Вся грубость современной культуры и ее «социального пафоса» воплощена в грузовике.
Говорит, кричит, заикаясь, со слюной во рту, глаза сквозь криво висящее пенсне кажутся особенно яростными. Галстучек высоко вылез сзади на грязный бумажный воротничок, жилет донельзя запакощенный, на плечах кургузого пиджачка — перхоть, сальные жидкие волосы всклокочены…»
Достаточно посмотреть лишь на такого «борца за идеалы», чтобы навеки возненавидеть всю эту шпану — революционеров! — говорил Бунин, вернувшись домой. — Вся эта инородческая братия уже, кажется, уверилась вполне, что может попирать нас, великороссов!
«Передовые идеи» пролетарским молотом вбивались в общество, раскалывая его.
ПОД ГОРОЙ РАСТЕТ ОЛЬХА
1
В «Праге» после октябрьского переворота, кроме подскочивших цен, внешне почти ничего не изменилось. Кухня отменная, слуги вышколенные. Но словно над всей прежней легкой и беззаботной атмосферой пронеслось что-то темное, тревожное.
Братья без аппетита съели обед и вновь оказались на Арбатской площади. На стене дома висела старая, чудом сохранившаяся афишка:
— Теперь такую не повесят, — сказал Юлий. — Да и кто из обывателей знает подписи Челнокова или Никитина?
Иван Алексеевич согласно кивнул:
— Большевики и те, кто примазался к революции, шарят по домам, когда им хочется. Говорят, Цетлиных обыскивали. Унесли много драгоценностей.
— Цетлины, положим, богатые люди. У них плантации то ли кофейные, то ли табачные где-то в Южной Америке. А вот когда грабят какого-нибудь несчастного журналиста — это истинное злодейство.
— Журналисты, журналисты… А кто, как не журналисты и литераторы, на протяжении нескольких десятилетий развращали толпу? — гневно произнес Бунин. — Прививали ненависть к интеллигенции, к помещикам, призывали уничтожить «проклятых эксплуататоров», восхваляли разгул и анархию… Все это делала зловредная пишущая братия.
Юлий вступился за журналистов:
— Конечно, безответственные литераторы были, но сколько и искренних, честных, которые обличали…

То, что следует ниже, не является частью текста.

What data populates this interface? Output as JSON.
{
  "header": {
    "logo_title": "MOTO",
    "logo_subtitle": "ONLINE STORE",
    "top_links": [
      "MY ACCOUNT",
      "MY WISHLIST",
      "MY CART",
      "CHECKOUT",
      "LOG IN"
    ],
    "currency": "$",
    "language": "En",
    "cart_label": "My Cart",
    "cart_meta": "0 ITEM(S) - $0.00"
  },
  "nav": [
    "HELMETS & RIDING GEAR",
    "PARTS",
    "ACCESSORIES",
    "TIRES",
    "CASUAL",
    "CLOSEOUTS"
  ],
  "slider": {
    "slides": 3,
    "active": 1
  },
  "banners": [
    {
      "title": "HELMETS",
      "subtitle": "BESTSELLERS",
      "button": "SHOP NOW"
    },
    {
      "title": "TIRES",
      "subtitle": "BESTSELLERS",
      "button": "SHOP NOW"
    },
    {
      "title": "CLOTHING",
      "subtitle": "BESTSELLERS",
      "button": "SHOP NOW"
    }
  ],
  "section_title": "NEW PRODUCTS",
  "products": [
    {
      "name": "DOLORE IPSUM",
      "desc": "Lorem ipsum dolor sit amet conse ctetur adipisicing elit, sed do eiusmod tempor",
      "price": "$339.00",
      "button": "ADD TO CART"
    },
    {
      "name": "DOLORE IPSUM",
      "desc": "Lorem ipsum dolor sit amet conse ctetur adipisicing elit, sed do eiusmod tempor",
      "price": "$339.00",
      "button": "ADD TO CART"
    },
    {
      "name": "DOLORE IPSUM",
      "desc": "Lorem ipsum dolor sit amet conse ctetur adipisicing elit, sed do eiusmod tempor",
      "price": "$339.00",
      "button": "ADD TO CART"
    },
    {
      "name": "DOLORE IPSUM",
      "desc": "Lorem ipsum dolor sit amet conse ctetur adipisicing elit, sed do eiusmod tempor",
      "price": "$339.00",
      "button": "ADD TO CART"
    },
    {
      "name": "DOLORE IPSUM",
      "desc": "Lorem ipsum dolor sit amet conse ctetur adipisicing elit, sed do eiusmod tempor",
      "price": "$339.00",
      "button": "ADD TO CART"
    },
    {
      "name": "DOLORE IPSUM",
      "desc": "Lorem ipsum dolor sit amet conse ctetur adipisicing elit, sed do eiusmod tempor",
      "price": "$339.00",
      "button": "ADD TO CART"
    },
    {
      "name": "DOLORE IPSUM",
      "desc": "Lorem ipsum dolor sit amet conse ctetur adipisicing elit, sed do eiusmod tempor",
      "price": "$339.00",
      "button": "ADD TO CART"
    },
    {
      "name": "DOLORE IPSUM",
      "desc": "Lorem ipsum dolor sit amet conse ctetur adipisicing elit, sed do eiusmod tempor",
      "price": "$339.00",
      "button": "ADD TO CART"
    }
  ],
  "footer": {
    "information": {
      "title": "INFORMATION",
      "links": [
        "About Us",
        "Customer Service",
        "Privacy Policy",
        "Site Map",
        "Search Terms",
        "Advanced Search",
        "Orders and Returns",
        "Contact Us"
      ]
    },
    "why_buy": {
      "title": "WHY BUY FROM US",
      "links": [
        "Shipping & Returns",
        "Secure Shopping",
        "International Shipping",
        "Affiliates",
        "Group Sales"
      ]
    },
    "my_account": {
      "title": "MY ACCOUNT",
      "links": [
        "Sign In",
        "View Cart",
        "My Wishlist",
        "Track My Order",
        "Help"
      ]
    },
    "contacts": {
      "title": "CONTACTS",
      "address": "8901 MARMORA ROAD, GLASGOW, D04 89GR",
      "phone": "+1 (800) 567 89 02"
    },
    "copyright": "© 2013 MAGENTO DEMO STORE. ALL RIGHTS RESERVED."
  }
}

— «Язвы и пороки общества»? — скептически улыбнулся Бунин. — Да и сами те, кто обличал и бичевал, жили припеваючи. И вообще, литературный подход к жизни нас всех отравил. Ведь это надо только додуматься: всю многообразную жизнь России XIX столетия разбить на периоды и каждое десятилетие определить его литературным героем: Чацкий, Онегин, Печорин, Базаров… Что может быть наивней, особенно ежели вспомнить, что героям было одному «осьмнадцать» лет, другому девятнадцать, а самому старшему аж двадцать!
А нынешние окаянные дни! Ведь найдется свора борзописцев, которые всячески будут прославлять и «великий Октябрь», и его «достижения». Какого-нибудь Михрютку, дробящего дубинкой антикварную мебель или венецианское зеркало, назовут «провозвестником грядущего».
…Кровавый шар солнца склонялся к чистому, не затуманенному даже легким облачком горизонту. Воздух холодел все более. Бунин поежился, плотней запахнул пальто. Братья направились к Телешову.
На Арбате сбился народ, кто-то, взобравшись на ящики, кидал в толпу злые выкрики, из которых можно было разобрать лишь отдельные слова: «Позор тирании», «Обагрим кровью», «Смерть буржуазии…»
Громадный матрос мерно размахивал огромным алым полотном. На нем по красному шелку узором серебряного позумента вышито: «Вся власть Советам!»
Девица с острым, как у птицы, носом, на котором блестят очки, зябко кутается в кожаную куртку. Увидав Буниных, хватает Ивана Алексеевича за пуговицу и начинает тараторить:
— Вы, товарищи, от Губельского? Что же опаздываете? Сейчас выступят товарищи Луначарский, Циперович и Лозман, затем вы. И сразу же — к Никитским воротам. Там вас тоже давно ждут… Талоны в столовую не получали? Сейчас выдам…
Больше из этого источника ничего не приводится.